Юрий стоял на пороге, не смея без приглашения пройти в горницу, а Василий Иванович молчал, с упорством пристально глядя в глаза брату. И хорошо видел — нет в братском взоре ни скорби, ни клятвы на верность. Есть одно нескрываемое любопытство: так ли плох старший брат, как доносили о том приспешники.
«Почуял ворон, что запахло мертвечиной», — подумал Василий Иванович и, вспомнив прежние обиды, нанесенные Юрием, а особо отсутствие брата на крестинах младенца Ивана, сказал презрительно:
— Кто звал тебя сюда? — И, не дожидаясь ответа, надрывно крикнул: — Не надобен мне еси, езжай к себе!
Юрий раздул ноздри, тяжко задышал и, уходя, хлопнул дверью так, будто избу хотел завалить.
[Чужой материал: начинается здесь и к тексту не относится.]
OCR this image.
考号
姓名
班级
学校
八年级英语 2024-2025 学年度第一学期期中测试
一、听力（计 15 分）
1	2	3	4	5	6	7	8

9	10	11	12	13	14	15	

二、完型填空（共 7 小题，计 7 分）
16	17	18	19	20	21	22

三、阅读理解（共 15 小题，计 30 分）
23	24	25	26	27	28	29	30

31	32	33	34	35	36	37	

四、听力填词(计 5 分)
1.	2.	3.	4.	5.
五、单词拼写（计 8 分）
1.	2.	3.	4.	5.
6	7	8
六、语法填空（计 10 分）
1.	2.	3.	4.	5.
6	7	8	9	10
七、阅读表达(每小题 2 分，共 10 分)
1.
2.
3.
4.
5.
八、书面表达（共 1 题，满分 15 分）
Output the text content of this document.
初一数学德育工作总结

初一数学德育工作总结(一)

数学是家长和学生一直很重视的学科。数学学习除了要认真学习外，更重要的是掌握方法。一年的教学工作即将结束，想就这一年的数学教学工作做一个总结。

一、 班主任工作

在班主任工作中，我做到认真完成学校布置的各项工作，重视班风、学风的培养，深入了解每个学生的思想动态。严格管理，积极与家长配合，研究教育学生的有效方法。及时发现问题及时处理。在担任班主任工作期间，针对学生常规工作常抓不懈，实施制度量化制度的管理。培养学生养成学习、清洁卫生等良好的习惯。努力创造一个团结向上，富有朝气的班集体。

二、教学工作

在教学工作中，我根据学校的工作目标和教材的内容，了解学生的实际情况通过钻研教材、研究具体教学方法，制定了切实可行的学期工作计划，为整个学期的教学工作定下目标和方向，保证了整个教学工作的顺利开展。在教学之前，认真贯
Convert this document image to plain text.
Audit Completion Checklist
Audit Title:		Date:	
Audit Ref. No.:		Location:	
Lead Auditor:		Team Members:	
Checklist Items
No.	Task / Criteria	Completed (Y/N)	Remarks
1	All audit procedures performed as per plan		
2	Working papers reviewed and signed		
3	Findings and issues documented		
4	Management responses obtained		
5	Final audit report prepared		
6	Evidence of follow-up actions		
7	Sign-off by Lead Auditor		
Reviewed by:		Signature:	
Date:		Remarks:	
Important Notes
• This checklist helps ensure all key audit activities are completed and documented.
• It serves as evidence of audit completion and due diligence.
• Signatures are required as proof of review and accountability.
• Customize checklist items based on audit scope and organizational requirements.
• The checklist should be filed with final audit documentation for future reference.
Василий, словно не было здесь только что брата, проговорил негромко и ровно:
— Царство мое завещаю я сыну, Ивану. А ты, — обратился великий князь к дьяку Меншику-Путятину, который записывал государев наказ, — все, что тебе скажу, пропиши достойно: «Мы, великий князь Владимирский и прочая, и прочая», а ежели что в титуле пропустишь, то, перебеляючи, попригожу вставишь.
Василий помолчал немного и медленно, чтобы дьяк поспевал записывать, продолжал:
— Приказываю вам, бояре, и своих сестричей: князя Дмитрия Федоровича Бельского с братнею и князя Михаила Львовича Глинского, занеже князь Михайла по жене моей родня мне. Они будут сына моего беречь и тела свои за него дадут на раздробление.
Государь повернулся на бок.
Шигона и князь Иван Кубенский — тотчас же подбежали к постели.
— Посадите меня.
Сидя в подушках, голосом грозным, как прежде, сказал, отчеканивая каждое слово:
— И чтоб все вы всегда держались сообща и государственные дела вершили вместе.
Затем, так же тихо, как и сначала, Василий Иванович продолжал:
— Младшему сыну, Юрию, оставляю я Углич. А брату моему Андрею Ивановичу в прибавку к тем вотчинам, что ныне за ним, даю я город Волоколамск.
Больной сполз с подушек, велел стереть ему пот с лица и совсем устало заключил:
— Идите с Богом все. Оставьте меня одного.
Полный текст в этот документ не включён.